L’impegno di Kedrion in Emofilia

Iniziative che trovano in Kedrion – azienda biofarmaceutica internazionale che raccoglie e fraziona il plasma con lo scopo di produrre e distribuire in tutto il mondo farmaci plasmaderivati –  un partner storico nel campo dell’Emofilia. Con sede principale in Toscana e oltre 2.600 dipendenti nel mondo, Kedrion ha una presenza commerciale in oltre 100 Paesi ed è il 5° player mondiale del settore, il 1° in Italia.

Siamo orgogliosi di aver organizzato questo evento – spiega Alessandro Gringeri, Chief Medical and R&D Officer di Kedrion – che vuole essere momento di costruttivo confronto tra tutti gli attori del mondo dell’Emofilia: la comunità medico scientifica, i pazienti, i donatori, le associazioni, le istituzioni. Siamo profondamente convinti che un diverso ruolo del paziente sia la vera sfida del futuro e vogliamo metterci concretamente al servizio di questo obiettivo con progetti reali, collaborazioni virtuose e sinergie innovative.”

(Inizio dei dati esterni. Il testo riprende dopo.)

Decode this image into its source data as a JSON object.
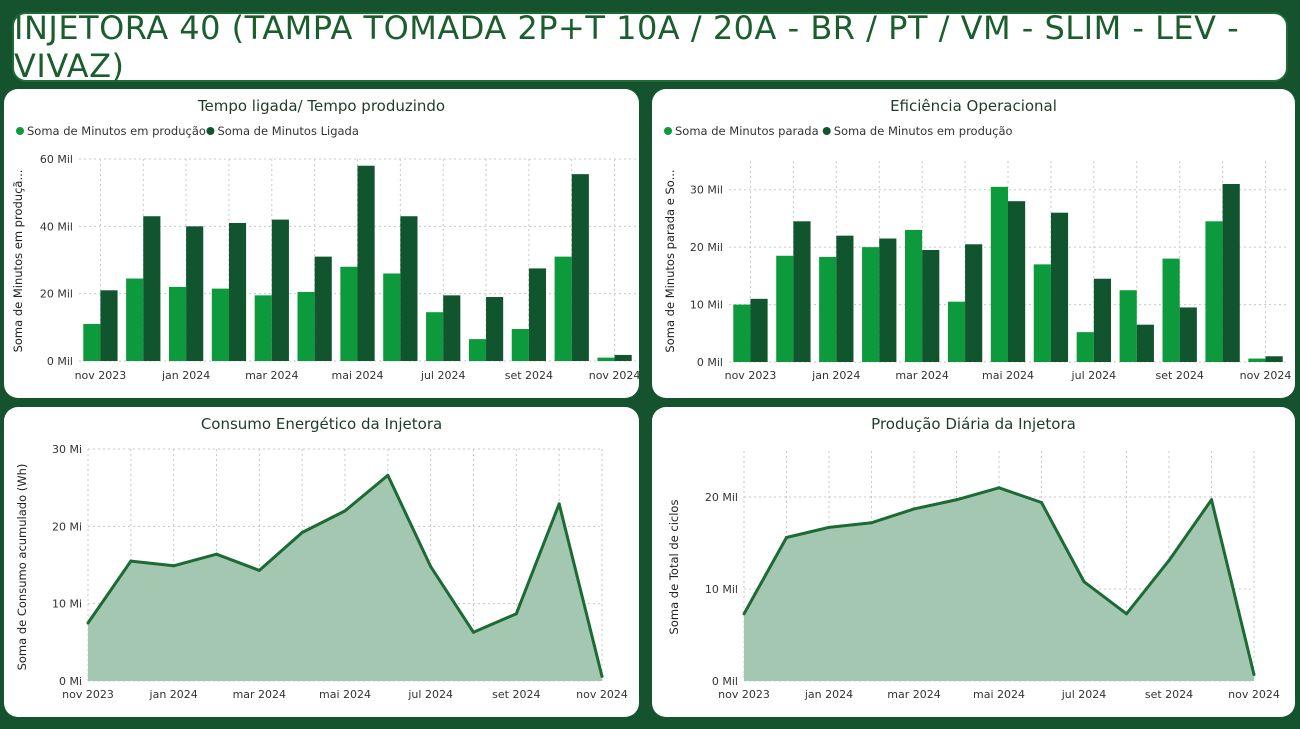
{
  "page_title": "INJETORA 40 (TAMPA TOMADA 2P+T 10A / 20A - BR / PT / VM - SLIM - LEV - VIVAZ)",
  "colors": {
    "light_green": "#0c9a3c",
    "dark_green": "#11552e",
    "area_line": "#1c6b34",
    "area_fill": "#a3c7b0"
  },
  "chart_data": [
    {
      "type": "bar",
      "title": "Tempo ligada/ Tempo produzindo",
      "ylabel": "Soma de Minutos em produçã...",
      "xlabel": "",
      "categories": [
        "nov 2023",
        "dez 2023",
        "jan 2024",
        "fev 2024",
        "mar 2024",
        "abr 2024",
        "mai 2024",
        "jun 2024",
        "jul 2024",
        "ago 2024",
        "set 2024",
        "out 2024",
        "nov 2024"
      ],
      "x_tick_labels": [
        "nov 2023",
        "jan 2024",
        "mar 2024",
        "mai 2024",
        "jul 2024",
        "set 2024",
        "nov 2024"
      ],
      "series": [
        {
          "name": "Soma de Minutos em produção",
          "color": "#0c9a3c",
          "values": [
            11,
            24.5,
            22,
            21.5,
            19.5,
            20.5,
            28,
            26,
            14.5,
            6.5,
            9.5,
            31,
            1
          ]
        },
        {
          "name": "Soma de Minutos Ligada",
          "color": "#11552e",
          "values": [
            21,
            43,
            40,
            41,
            42,
            31,
            58,
            43,
            19.5,
            19,
            27.5,
            55.5,
            1.8
          ]
        }
      ],
      "ylim": [
        0,
        60
      ],
      "yticks": [
        0,
        20,
        40,
        60
      ],
      "ytick_labels": [
        "0 Mil",
        "20 Mil",
        "40 Mil",
        "60 Mil"
      ],
      "legend": "top-left",
      "grid": true
    },
    {
      "type": "bar",
      "title": "Eficiência Operacional",
      "ylabel": "Soma de Minutos parada e So...",
      "xlabel": "",
      "categories": [
        "nov 2023",
        "dez 2023",
        "jan 2024",
        "fev 2024",
        "mar 2024",
        "abr 2024",
        "mai 2024",
        "jun 2024",
        "jul 2024",
        "ago 2024",
        "set 2024",
        "out 2024",
        "nov 2024"
      ],
      "x_tick_labels": [
        "nov 2023",
        "jan 2024",
        "mar 2024",
        "mai 2024",
        "jul 2024",
        "set 2024",
        "nov 2024"
      ],
      "series": [
        {
          "name": "Soma de Minutos parada",
          "color": "#0c9a3c",
          "values": [
            10,
            18.5,
            18.3,
            20,
            23,
            10.5,
            30.5,
            17,
            5.2,
            12.5,
            18,
            24.5,
            0.6
          ]
        },
        {
          "name": "Soma de Minutos em produção",
          "color": "#11552e",
          "values": [
            11,
            24.5,
            22,
            21.5,
            19.5,
            20.5,
            28,
            26,
            14.5,
            6.5,
            9.5,
            31,
            1
          ]
        }
      ],
      "ylim": [
        0,
        35
      ],
      "yticks": [
        0,
        10,
        20,
        30
      ],
      "ytick_labels": [
        "0 Mil",
        "10 Mil",
        "20 Mil",
        "30 Mil"
      ],
      "legend": "top-left",
      "grid": true
    },
    {
      "type": "area",
      "title": "Consumo Energético da Injetora",
      "ylabel": "Soma de Consumo acumulado (Wh)",
      "xlabel": "",
      "x": [
        "nov 2023",
        "dez 2023",
        "jan 2024",
        "fev 2024",
        "mar 2024",
        "abr 2024",
        "mai 2024",
        "jun 2024",
        "jul 2024",
        "ago 2024",
        "set 2024",
        "out 2024",
        "nov 2024"
      ],
      "x_tick_labels": [
        "nov 2023",
        "jan 2024",
        "mar 2024",
        "mai 2024",
        "jul 2024",
        "set 2024",
        "nov 2024"
      ],
      "values": [
        7.5,
        15.5,
        14.9,
        16.4,
        14.3,
        19.2,
        22,
        26.6,
        14.8,
        6.3,
        8.7,
        22.9,
        0.6
      ],
      "ylim": [
        0,
        30
      ],
      "yticks": [
        0,
        10,
        20,
        30
      ],
      "ytick_labels": [
        "0 Mi",
        "10 Mi",
        "20 Mi",
        "30 Mi"
      ],
      "grid": true
    },
    {
      "type": "area",
      "title": "Produção Diária da Injetora",
      "ylabel": "Soma de Total de ciclos",
      "xlabel": "",
      "x": [
        "nov 2023",
        "dez 2023",
        "jan 2024",
        "fev 2024",
        "mar 2024",
        "abr 2024",
        "mai 2024",
        "jun 2024",
        "jul 2024",
        "ago 2024",
        "set 2024",
        "out 2024",
        "nov 2024"
      ],
      "x_tick_labels": [
        "nov 2023",
        "jan 2024",
        "mar 2024",
        "mai 2024",
        "jul 2024",
        "set 2024",
        "nov 2024"
      ],
      "values": [
        7.3,
        15.6,
        16.7,
        17.2,
        18.7,
        19.7,
        21,
        19.4,
        10.8,
        7.3,
        13.1,
        19.7,
        0.7
      ],
      "ylim": [
        0,
        25
      ],
      "yticks": [
        0,
        10,
        20
      ],
      "ytick_labels": [
        "0 Mil",
        "10 Mil",
        "20 Mil"
      ],
      "grid": true
    }
  ]
}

“Kedrion è l’unica azienda Italiana che sviluppa e produce farmaci derivati dal plasma, e tra questi i fattori anti emofilici” – prosegue Gringeri. “Alla sua attività di partner del Servizio Sanitario nel raggiungimento dell’autosufficienza nazionale, l’azienda ha affiancato un importante sviluppo internazionale, anche dando vita a progetti mirati ad estendere globalmente l’accesso alle cure. Solo per fare degli esempi, ancora oggi il 70% degli emofilici nel mondo non ha pieno accesso alle cure, e in un’altra area terapeutica in cui siamo impegnati, quella della medicina materno-fetale, si registrano ancora quasi 400mila casi all’anno di Malattia Emolitica Feto-Neonatale. Questo significa che c’è bisogno di adoperarsi per incrementare l’accesso, e Kedrion è orgogliosa di farlo sempre lavorando a fianco delle istituzioni nazionali, come il CNS e le Regioni, ma anche di prestigiosi soggetti accademici e NGO internazionali.”